- Born: Gianfranco Mocchetti 12 May 1947 Legnano, Italy
- Died: 28 January 2013 (aged 65) Como, Italy
- Genres: Beat, experimental, progressive rock, pop rock
- Occupations: Singer-songwriter, guitarist, bassist
- Instruments: Guitar, bass guitar
- Years active: 1965–2013
- Labels: Ricordi, CGD, Metronome, Lira, Giungla, BMG Ricordi, Spintapes

= Gianni Mocchetti =

Gianfranco "Gianni" Mocchetti (31 May 1947 – 28 January 2013) was an Italian singer-songwriter, guitarist and bassist.

==Career==
Mocchetti began playing the guitar with beat groups and formed the group Cristalli fragili, with Gianfranco D'Adda on drums and percussion and Richard Pirolli on vocals (the latter of whom would later have a solo career under the name Genco Pure & Co.) In the same period he began working as a session musician in the recording studio, playing on records by various artists.

In 1971 Cristalli fragili were discovered by Franco Battiato, and with the addition of other musicians, including keyboardist Roberto Cacciapaglia, the group became the Battiatio's support group in the studio and in live performances. Mocchetti also played on the albums of other artists on the Italian "Bla Bla" record label.

When Battiato moved stylistically to a more experimental type of music, Mocchetti decided to start a solo career, and signed a recording contract with the Ricordi record label. In 1978 he participated in the Festivalbar Festival with the song Cantilena, and also performed the song at the Cantagiro in the same year. The following year he participated in the 29th edition of the Sanremo Music Festival with "Talismano nero".

In 1980 Mocchetti returned to the Cantagiro Festival with the song "Un amore in garage". He then adopted the name Methuselah, issuing in 1992 the album Terra di nessuno, and in 1996 formed with Luca Bonaffini the group Cronache, releasing the album Minora.

Affected by a serious family tragedy, Mocchetti was forced to take a break from his musical activities for a few years, but resumed in the new decade by signing with the Spintapes label and recording the 2004 album Beta, in which he reinterpreted every song (apart from "Revolution in the Air") in which he had participated on Battiato's records.

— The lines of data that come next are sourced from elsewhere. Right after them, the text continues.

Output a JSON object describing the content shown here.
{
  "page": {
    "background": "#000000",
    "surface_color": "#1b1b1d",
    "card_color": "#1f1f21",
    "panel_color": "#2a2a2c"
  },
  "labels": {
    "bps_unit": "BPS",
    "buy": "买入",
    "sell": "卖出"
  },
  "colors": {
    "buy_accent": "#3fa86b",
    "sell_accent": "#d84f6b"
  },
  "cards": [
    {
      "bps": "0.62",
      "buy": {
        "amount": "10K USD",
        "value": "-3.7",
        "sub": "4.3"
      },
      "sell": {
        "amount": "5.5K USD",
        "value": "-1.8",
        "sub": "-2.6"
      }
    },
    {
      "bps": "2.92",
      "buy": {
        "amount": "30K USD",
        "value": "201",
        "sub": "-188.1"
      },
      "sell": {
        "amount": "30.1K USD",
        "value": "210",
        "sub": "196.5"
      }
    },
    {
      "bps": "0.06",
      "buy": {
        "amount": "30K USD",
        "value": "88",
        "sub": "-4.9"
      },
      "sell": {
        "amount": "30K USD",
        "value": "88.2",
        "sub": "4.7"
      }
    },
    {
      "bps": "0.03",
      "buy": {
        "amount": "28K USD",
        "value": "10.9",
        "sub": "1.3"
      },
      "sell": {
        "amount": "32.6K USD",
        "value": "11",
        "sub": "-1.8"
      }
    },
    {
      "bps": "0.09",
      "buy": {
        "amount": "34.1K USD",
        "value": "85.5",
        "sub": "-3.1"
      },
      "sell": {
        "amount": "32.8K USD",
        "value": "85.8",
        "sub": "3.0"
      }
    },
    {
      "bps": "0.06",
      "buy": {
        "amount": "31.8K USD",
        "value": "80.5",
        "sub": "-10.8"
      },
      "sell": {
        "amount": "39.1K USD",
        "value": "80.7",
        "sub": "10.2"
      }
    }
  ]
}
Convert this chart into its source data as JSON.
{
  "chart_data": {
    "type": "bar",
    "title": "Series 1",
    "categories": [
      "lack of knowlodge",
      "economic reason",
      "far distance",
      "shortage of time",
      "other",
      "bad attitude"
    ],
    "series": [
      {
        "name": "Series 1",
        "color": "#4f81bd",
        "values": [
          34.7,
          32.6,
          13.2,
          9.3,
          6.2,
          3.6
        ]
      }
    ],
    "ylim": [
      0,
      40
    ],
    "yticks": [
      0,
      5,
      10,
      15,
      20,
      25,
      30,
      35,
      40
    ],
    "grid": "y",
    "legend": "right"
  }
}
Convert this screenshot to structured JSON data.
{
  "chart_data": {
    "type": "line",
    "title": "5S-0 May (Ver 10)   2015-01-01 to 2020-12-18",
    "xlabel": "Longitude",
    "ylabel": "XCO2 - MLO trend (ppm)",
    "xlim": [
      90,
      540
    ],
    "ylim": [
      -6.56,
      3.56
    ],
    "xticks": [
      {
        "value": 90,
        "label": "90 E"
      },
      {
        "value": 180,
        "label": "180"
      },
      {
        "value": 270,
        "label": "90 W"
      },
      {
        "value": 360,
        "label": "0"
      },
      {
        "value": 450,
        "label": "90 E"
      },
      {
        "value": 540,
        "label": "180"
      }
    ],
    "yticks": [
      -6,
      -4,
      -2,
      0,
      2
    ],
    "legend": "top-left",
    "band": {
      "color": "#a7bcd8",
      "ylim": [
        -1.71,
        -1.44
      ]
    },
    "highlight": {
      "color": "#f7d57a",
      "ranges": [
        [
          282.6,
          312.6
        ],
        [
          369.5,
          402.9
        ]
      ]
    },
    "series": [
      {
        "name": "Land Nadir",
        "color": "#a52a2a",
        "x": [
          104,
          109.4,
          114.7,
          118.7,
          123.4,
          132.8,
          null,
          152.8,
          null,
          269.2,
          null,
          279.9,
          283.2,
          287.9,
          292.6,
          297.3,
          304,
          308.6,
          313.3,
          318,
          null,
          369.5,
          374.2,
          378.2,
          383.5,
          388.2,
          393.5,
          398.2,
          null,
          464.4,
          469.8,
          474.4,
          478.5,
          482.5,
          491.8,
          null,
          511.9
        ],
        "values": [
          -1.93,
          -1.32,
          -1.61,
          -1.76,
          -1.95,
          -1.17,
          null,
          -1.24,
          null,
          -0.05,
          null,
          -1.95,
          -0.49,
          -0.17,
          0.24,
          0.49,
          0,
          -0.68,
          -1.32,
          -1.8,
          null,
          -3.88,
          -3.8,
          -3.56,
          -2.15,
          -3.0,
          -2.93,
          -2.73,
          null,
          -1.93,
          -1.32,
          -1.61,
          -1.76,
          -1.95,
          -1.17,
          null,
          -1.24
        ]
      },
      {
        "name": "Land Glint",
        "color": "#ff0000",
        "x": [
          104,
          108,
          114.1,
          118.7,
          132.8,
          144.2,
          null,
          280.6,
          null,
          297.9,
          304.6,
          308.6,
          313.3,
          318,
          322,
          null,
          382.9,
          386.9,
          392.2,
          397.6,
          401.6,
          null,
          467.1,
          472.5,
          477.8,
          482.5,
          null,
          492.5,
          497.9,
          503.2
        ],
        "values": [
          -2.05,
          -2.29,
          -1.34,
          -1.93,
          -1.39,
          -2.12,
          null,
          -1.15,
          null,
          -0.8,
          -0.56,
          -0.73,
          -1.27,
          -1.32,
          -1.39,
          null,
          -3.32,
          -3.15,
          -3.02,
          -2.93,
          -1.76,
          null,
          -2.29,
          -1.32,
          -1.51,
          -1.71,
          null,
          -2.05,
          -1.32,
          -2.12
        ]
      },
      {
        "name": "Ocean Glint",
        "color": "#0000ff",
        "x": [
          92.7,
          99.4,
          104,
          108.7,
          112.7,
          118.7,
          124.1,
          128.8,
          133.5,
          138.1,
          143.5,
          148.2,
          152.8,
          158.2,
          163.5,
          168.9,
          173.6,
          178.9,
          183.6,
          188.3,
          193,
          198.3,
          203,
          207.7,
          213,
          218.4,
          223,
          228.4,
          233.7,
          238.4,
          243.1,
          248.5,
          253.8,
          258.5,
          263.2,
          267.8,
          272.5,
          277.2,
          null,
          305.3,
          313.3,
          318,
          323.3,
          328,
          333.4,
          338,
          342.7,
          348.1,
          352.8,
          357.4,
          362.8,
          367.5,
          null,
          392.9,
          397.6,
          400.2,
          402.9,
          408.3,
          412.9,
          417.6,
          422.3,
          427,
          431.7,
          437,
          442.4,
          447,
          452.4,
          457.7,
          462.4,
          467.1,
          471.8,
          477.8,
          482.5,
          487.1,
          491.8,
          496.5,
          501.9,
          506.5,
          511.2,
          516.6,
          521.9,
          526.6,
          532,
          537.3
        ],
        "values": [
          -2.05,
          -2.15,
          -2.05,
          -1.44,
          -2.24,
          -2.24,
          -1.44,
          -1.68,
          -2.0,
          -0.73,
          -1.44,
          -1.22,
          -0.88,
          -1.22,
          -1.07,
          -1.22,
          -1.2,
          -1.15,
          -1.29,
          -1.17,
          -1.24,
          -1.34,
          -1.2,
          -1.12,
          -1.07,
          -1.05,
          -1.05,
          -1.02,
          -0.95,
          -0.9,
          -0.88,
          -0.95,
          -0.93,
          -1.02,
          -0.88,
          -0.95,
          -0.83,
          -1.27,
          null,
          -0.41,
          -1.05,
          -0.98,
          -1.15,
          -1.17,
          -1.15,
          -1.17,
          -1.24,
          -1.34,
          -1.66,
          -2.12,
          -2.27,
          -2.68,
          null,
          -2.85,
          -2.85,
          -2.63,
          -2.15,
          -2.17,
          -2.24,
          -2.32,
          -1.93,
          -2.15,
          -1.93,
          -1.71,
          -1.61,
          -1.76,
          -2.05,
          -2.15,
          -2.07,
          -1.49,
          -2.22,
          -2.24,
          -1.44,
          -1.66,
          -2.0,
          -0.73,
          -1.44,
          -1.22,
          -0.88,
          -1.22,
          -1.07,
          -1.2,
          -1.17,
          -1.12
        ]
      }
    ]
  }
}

He has often performed with singer Silvia Perlini.

==Discography==

===Albums===
- 1978, Paisa (Ricordi Records)
- 1979, Andara (Ricordi Records, SMRL 6245)
- 1992, Terra di nessuno (Lira Records, LRLP 036; issued under the name Methuselah)

===Singles===
- 1978, Paisa/Il balcone di Marta (Ricordi Records, SRL 10862)
- 1979, Talismano nero/Biancho (Ricordi Records, SRL 10890)
- 1980, Cane da città/Un amore in garage (Ricordi Records, SRL 10916)
- 1981, Fatti i fatti tuoi/Gioco mentale (Ricordi Records, SRL 10934)

===Albums (issued abroad)===
- 1978, Paisa (Metronome Records, 65012, released in Germany)

===CDs===
- 1992, Terra di nessuno( Lira Records, G CD 042; issued under the name Methuselah)
- 1996, Minora (Giungla Records/BMG Ricordi, published together with Luca Bonaffini under the name Cronache)
- 2004, Beta (Spintapes, SCD 001)

===Album anthologies===
- 1978, Festivalbar 1978 (CGD)
- 1979. Sanremo '79 (EMI)

===On other artists' records===
- 1972, Fetus by Franco Battiato
- 1972, Energia/Uni cellula by Franco Battiato (single)
- 1972, La convenzione/Paranoia by Franco Battiato (single)
- 1972, Pollution by Franco Battiato
- 1973, Sulla corde di Aries by Franco Battiato
- 1974, La finestra dentro by Juri Camisasca
- 1974, Clic, by Franco Battiato
- 1974, Clic (English version of Clic by Franco Battiato)
- 1975, La musica muore/Metamorfosi by Juri Camisasca (single)
- 1975, Himalaya /Un fiume di luce by Juri Camisasca (single)
- 1999, Foetus by Franco Battiato (English version, recorded in 1971 but unissued in Italy until 1999)

==Sources==
===Other sources===
- (various authors), Gino Castaldo, Dizionario della Canzone Italiana, Armando Curcio (ed), 1990; listed as Gianni Mocchetti, p. 1105.
- Eddy Anselmi, Festival di Sanremo: Almanacco illustrato della canzone italiana, Panini, Modena; listed as Gianni Mocchetti, p. 799.